The prey escaped, the two marshals preferred not to be bruised further and called a truce. Virginian No. 2 was quite groggy and hors de combat. Crackers, the dog, had pounced upon his fellow-huntsman as he lay, and was smiling at him with very white teeth. At this moment, with a neighbour flash, bang went the big thunder-gun and down came the deluge. The two gentlemen took refuge within, leaving the vanquished to scamper for their carriage with such speed as they were capable of. As the heroes re-entered the house, they met Mrs. Tootler rushing forward with a double-barrelled gun and silver fish-knife. The black cook, with a distinct cuisiney odor of fatted calf, was in the van, armed with a gridiron and pitcher of steaming water. This reserve was, however, needless as the Prussians at Waterloo, and there was no pursuit.

“Well, Waddy,” said the host, “how are you? Knuckles lame?”

“No,” replied the guest, “my man was rather cushiony about the chops.
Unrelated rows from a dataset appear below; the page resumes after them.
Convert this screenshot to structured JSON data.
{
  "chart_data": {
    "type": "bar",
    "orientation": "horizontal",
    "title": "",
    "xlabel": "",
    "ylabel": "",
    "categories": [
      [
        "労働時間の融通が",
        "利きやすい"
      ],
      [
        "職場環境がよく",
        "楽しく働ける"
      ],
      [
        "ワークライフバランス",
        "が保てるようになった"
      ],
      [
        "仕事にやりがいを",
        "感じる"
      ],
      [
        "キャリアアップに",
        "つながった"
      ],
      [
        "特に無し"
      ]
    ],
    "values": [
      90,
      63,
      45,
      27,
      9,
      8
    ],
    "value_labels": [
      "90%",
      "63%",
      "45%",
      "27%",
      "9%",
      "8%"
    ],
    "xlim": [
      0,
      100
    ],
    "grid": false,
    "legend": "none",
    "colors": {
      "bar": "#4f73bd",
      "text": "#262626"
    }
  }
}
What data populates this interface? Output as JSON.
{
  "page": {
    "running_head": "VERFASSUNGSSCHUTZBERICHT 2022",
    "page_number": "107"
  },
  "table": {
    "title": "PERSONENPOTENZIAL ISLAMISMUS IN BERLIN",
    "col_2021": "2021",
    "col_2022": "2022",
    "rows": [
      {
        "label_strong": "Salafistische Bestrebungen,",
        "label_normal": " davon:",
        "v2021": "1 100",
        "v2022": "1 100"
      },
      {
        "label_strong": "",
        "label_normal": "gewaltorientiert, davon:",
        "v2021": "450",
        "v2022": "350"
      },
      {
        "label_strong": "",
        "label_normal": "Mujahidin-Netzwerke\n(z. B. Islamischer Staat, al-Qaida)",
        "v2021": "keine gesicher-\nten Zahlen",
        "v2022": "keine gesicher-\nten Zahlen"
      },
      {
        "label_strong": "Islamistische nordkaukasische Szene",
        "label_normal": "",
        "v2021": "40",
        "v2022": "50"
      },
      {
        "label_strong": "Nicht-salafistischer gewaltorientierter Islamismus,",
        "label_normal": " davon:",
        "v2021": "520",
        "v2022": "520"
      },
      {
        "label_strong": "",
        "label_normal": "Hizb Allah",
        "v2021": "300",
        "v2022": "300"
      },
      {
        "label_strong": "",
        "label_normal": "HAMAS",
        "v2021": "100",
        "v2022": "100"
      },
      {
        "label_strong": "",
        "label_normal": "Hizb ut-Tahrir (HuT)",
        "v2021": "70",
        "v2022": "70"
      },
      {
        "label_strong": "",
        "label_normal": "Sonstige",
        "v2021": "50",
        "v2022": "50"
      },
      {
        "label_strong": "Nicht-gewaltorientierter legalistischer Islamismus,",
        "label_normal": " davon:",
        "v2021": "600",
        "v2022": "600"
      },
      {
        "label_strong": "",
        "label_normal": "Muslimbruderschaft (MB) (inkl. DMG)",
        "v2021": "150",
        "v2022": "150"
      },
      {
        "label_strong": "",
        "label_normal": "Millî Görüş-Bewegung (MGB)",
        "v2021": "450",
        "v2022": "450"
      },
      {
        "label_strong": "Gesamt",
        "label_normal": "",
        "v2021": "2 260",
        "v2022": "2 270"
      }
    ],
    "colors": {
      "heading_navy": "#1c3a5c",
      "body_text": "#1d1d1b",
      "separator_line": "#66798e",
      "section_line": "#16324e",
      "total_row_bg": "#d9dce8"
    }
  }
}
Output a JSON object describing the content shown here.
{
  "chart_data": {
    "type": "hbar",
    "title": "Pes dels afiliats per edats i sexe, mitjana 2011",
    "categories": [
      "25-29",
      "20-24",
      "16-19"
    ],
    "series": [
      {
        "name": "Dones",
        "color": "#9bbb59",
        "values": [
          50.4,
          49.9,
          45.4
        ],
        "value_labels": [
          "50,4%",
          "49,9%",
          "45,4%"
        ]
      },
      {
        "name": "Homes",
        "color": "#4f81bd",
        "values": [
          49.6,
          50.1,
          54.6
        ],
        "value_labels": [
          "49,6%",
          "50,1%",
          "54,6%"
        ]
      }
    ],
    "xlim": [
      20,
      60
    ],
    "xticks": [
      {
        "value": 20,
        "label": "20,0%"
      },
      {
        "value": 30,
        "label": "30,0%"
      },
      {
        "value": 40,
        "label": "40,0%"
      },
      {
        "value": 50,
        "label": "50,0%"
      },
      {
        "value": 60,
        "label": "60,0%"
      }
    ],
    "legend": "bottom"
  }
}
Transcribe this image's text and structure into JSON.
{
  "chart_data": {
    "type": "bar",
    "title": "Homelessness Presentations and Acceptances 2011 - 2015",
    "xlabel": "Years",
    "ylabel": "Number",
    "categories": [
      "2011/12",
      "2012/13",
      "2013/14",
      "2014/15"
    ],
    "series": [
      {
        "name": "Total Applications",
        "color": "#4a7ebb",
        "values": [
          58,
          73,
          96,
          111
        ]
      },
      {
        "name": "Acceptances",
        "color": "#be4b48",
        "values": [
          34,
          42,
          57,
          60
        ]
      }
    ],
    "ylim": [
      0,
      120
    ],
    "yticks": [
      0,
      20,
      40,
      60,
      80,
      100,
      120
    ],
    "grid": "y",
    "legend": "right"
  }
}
Neither of us was much hurt.”

“Capital little shindy!” said Tommy, glowing with satisfaction. “I think I shall take a station of the Underground for the chances of such an appetiser now and then. I haven’t felt such a meritorious hunger for ages. Very likely we’ll be arrested in the morning.”

Battles in a worthy cause win favour with the fair. Mrs. Cecilia looked a little anxiously for wounds, but there were none save what a stitch might repair. She plucked a rose for each, as a palm of victory.

At dinner, after the asphodel cauliflower, the lotus celery, the pommes d’amour tomatoes, and the amaranthine flower-adorned fruits, the friends talked over this mêlée, sipping meanwhile their nectar coffee, and wielding the nephelegeret sceptre of tobacco. Mrs. Tootler was not to be weeded out. They could not spare her presence, blithe and débonnaire, nor in the discussion her unembarrassed womanly rectitude.

“You must be indignant, Tommy,” said Ira, “at the intrusion of those kidnappers.”

“Unfortunately our moral sense on these subjects is too much degraded,” answered Tommy. “I am angry, of course, but I do not think half enough of the infernal shame to that poor darkey. He must go to Canada, just as much an exile as any of the foreigners we make such disturbance about.”

“I may seem rather ignorant,” said Waddy, “after my long absence, but tell me, do men with the social position of gentlemen here accept office from a government that is willing to make and execute such laws as this Fugitive Slave Bill?”

“Why not? Mere social position does not make men gentlemen. They call themselves conservatives.”